The president of the league said the rule is any seventh grader over 135 pounds is barred and must play in the school league.

Elijah’s size hasn’t prevented him from playing football until now. And he and his mother said he’s not ready to go up against kids with years of playing behind them.

“I don’t want to play in school right now because it’s people that’s had experience and I want to get some experience first and then start playing,” he said. “I just want to play because my teammates are my friends. I know them. I don’t want to go play for somebody else I don’t know.”

Coach Marc Wright is protesting the decision. He said there are a lot of seventh graders over the weight limit and they are being allowed to play.
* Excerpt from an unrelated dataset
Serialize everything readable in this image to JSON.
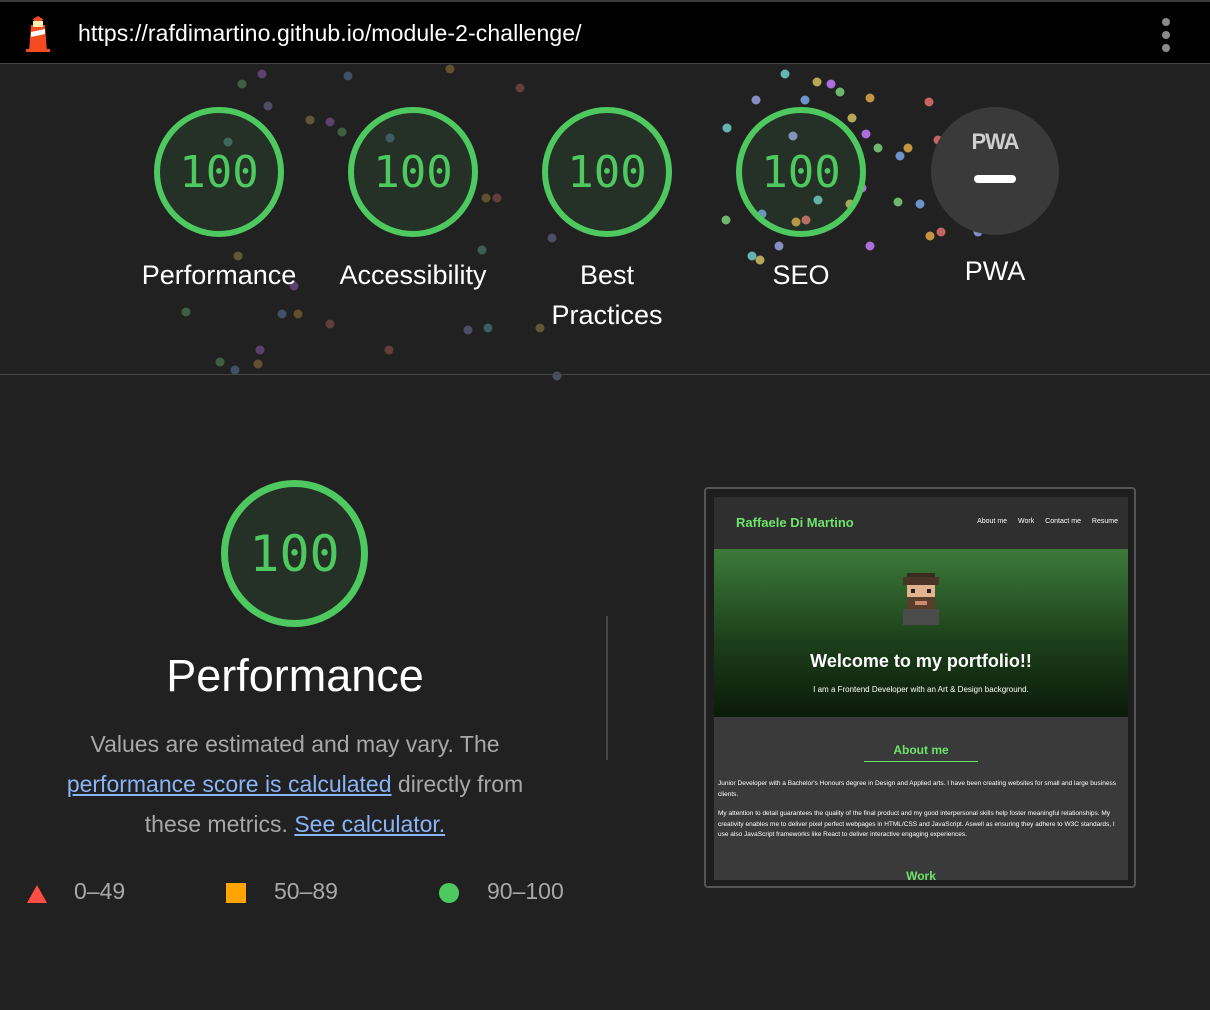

“If they’re over 135 they have to wear a symbol on their helmet, which is the X. So if they’re an X-man they have to play offensive line, defensive line only,” he said.

Elijah’s mother, Cindy Earnheart, also plans to protest with painted signs and shirts that say, “Let Elijah Play.”

“For him to come home and just cry and go to his room and say, ‘I give up.’ I’m not going to let him give up. This is his dream. This is what he wants to do. And I’m going to make it happen,” she said.

But Mesquite Pee Wee Football Association President Ronnie Henderson said rules are rules. He said several other players were barred Sunday night for the same reason and the X-man exemption Wright referred to only applies to elementary school players.

“The coach over there should have known this. He’s been told this. He’s been to our meetings. He knows this. I don’t know where the misunderstanding was. We hate it. I don’t like it for the kid or the parents,” he said.

Henderson said he would look into the allegations that there are other seventh graders over 135 pounds playing in the league.”

What are your thought on this?  I personally think that the association is right in not allowing children of his size to play in the pee-wee league.  Just like my son, there is nothing pee-wee about him. At their size, they could hurt other kids smaller than them.  However, I do feel bad for the boy that he was allowed to go to practices for the last few weeks and then is being told that he cannot play.  Everyone, including the mom too, should’ve been aware of the rules before it got to this point.  They have to be realistic and know that he could unintentionally hurt other children who are smaller than him.  Anyone who has watched a pee-wee or middle school football game knows that there is a wide variety of sizes and shapes out on the field.
If it were me, I wouldn’t let it discourage my child.  This boy will have unlimited opportunities to be successful at football as he gets older.  Coaches drool over kids his size.  As longs as he does well in school, he will be drowning in college scholarship offers and coaches scooting him for their college teams.  This child’s mom should be encouraging him and letting him know that he has a very bright future in football if that is where his heart is, no matter where he plays right now or who he plays for.
I would love to hear your thoughts on this but please — be mindful.  I was reading some of the comments on the Fox news website and couldn’t believe the amount of stupidity out there.  One person actually said “How can a 12 year old actually be this size?”  Really?  That made me angry.  The person who wrote it probably doesn’t even have kids.
It’s not like we’re feeding our kids growth hormones or even Wheaties for them to be “this size”.  I’m 5’2″  myself but my husband is 6’2″ and his dad’s side bred big boned, large structured people.  It just so happened that our son got his family’s genes and not mine (my daughter got my genes…thank goodness it wasn’t the other way around!). I have to strain my neck just to look up at my 8th grader!
I love that he’s a big, strong kid.  He used to be teased in elementary school for his size but since growing into himself, nobody messes with him now and he is proud of who he is.  The praise and encouragement that he gets from his coaches on the football field also helps to strengthen his self esteem.  He is my big teddy bear because under all that, he’s got a HUGE heart too and that’s all that matters.